Sizzling Shrimp with Garlic

From Serves One, by Toni Lydecker

A young, well-travelled relative of ours, Margaret Lydecker, fell in love with this tapa, known as gambas al ajilla, while living in Spain. Her technique calls for letting the oil, garlic and water “get to know each other” before adding the shrimp. This dish cooks in a breathtakingly brief span of time, so it’s essential to read the recipe all the way through and have your ingredients at the ready before you begin! It’s traditionally eaten directly from the sauté pan or ramekin.
MAKES 1 SERVING
  • 2 pinches salt (preferably sea salt)
  • 2 tablespoons olive oil
  • 1 garlic clove, sliced
  • 4 ounces jumbo or large shrimp, peeled
  • Bread from a baguette

1. Combine the salt and 2 tablespoons water in a small dish.

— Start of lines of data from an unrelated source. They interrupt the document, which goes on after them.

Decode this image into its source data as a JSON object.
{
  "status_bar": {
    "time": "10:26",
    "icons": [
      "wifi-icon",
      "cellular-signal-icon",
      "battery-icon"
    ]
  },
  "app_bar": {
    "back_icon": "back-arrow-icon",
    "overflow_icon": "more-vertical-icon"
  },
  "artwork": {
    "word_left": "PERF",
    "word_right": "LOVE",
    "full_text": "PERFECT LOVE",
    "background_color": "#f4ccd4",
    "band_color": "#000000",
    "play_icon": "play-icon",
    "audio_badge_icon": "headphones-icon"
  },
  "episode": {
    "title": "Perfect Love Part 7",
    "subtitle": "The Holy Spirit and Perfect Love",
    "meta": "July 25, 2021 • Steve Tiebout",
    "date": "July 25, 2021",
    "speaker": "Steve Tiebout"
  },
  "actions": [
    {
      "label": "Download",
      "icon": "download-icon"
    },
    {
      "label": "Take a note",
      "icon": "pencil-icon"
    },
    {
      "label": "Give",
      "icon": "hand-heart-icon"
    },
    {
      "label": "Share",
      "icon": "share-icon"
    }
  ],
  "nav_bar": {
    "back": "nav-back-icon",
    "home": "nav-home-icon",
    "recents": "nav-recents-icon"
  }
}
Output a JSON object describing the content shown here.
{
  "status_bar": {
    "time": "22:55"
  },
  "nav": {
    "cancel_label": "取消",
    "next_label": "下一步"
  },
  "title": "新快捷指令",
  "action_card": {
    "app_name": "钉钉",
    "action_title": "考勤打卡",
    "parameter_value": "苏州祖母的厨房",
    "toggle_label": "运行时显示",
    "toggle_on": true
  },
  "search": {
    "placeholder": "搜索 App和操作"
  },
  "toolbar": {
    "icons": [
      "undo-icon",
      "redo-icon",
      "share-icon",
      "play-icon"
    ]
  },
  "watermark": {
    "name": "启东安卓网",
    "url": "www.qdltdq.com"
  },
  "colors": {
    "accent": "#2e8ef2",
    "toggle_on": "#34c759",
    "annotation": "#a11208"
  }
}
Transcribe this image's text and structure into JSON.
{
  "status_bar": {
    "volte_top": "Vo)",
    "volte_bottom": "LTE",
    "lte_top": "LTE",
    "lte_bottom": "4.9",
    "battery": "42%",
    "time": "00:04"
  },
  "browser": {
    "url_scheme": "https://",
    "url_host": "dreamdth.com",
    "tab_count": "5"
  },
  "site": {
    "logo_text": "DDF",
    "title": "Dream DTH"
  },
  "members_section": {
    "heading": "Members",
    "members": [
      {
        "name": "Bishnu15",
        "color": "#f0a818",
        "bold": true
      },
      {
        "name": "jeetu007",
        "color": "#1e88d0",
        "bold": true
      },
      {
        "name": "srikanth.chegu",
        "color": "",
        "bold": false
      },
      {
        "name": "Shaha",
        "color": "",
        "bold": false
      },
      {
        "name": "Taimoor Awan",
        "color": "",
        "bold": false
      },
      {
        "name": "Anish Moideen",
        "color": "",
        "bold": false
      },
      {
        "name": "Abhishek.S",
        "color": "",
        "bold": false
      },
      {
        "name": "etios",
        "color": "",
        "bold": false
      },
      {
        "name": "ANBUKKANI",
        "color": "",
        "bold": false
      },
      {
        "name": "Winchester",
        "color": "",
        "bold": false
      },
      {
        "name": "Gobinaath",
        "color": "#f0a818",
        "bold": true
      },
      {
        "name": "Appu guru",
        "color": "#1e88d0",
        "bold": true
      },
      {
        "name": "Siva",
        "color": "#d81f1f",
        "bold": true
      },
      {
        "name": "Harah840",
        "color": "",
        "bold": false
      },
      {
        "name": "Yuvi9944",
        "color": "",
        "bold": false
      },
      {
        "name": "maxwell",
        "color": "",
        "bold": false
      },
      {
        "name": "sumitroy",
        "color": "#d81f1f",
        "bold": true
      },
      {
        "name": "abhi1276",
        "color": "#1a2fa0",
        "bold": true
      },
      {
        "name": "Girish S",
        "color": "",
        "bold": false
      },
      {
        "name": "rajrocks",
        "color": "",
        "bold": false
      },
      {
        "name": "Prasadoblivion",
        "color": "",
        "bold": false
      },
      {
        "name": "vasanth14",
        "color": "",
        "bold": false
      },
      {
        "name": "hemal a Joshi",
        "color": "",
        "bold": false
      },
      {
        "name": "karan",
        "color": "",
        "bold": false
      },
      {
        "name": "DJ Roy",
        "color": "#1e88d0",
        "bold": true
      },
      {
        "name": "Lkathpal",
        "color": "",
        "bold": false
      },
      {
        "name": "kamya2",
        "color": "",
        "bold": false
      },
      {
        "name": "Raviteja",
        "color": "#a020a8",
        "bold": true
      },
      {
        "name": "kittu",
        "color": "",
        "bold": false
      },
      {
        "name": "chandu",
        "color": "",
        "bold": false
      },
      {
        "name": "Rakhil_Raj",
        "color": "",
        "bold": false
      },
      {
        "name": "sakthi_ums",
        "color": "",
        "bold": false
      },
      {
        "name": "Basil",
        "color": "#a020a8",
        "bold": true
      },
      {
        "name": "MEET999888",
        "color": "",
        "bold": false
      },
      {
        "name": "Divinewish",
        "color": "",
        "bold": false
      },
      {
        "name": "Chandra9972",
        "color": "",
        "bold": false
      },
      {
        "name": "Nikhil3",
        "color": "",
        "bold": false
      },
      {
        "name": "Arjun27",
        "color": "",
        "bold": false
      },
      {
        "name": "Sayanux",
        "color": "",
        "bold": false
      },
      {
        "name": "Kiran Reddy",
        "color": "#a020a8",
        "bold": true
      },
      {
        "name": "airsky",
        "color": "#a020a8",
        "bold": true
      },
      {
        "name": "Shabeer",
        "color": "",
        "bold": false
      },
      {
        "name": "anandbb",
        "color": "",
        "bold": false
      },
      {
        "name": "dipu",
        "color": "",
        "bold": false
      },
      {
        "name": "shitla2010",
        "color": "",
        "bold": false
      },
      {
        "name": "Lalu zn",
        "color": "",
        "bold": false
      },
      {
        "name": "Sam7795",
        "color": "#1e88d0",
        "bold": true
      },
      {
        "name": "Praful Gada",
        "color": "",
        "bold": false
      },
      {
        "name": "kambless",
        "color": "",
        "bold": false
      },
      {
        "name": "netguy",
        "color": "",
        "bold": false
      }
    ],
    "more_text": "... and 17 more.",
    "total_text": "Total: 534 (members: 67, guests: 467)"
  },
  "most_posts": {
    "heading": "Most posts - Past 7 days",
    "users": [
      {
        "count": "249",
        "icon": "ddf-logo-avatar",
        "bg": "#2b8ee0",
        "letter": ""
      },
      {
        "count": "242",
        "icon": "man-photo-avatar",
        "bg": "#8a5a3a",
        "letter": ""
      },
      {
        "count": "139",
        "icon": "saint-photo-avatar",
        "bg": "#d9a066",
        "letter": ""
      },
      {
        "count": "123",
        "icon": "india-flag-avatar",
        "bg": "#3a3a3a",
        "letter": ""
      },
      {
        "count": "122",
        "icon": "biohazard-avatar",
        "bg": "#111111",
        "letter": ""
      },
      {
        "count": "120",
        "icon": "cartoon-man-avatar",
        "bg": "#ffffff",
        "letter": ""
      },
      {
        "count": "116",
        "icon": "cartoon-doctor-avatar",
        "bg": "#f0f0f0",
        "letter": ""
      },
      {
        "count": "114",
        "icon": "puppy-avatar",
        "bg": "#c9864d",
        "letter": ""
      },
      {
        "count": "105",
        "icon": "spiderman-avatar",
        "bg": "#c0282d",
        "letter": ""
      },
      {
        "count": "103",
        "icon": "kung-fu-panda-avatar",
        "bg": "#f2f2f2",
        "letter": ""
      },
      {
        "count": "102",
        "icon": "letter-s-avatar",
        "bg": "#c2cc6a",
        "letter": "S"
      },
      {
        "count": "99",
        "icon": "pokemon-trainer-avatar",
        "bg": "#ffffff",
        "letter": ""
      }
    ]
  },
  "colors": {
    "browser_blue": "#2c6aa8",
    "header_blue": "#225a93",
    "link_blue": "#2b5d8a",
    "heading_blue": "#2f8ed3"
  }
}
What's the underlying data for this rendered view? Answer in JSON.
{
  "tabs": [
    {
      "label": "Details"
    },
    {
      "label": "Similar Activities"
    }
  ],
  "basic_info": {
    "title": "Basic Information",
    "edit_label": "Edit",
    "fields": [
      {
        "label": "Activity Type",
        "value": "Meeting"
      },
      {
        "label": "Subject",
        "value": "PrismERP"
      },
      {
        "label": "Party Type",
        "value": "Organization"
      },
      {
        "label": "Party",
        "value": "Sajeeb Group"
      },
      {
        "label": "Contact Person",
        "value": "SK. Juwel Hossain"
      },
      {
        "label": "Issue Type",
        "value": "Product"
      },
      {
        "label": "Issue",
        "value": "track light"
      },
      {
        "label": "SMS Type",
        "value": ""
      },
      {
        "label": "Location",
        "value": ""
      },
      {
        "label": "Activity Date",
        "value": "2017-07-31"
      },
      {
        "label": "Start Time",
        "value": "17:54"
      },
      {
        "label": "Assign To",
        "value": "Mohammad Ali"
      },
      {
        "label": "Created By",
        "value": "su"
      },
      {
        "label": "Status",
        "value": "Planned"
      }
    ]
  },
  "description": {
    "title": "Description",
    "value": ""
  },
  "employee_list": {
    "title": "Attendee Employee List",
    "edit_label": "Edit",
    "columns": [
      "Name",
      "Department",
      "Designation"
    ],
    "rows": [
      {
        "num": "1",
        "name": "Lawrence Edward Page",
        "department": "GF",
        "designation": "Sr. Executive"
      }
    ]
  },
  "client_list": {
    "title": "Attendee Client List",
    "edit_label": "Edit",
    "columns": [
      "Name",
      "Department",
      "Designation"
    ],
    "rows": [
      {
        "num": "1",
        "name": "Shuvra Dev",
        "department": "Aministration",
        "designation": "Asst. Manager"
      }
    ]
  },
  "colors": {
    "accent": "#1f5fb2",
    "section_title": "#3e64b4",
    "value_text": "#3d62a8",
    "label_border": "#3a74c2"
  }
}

2. Combine the olive oil and garlic in a small sauté pan (with sides), and heat over medium-high heat until the garlic begins to sizzle and turn golden (but before it burns). Holding the lid in one hand, add the salted water with the other, and immediately clap the lid on the pan to minimize splattering.

3. After letting the liquid sizzle for 20 seconds or so, lift the lid, add the shrimp and quickly cover again. Cook just until the shrimp loses the raw look and the liquid reduces, lifting the lid once more to stir the shrimp.

4. Take the sauté pan directly to the table. Use chunks of bread to scoop up the shrimp and juices. Or, with a fork, spear each bread chunk with a shrimp and dunk in the pan juices. Repeat until the shrimp are gone and the pan is wiped clean.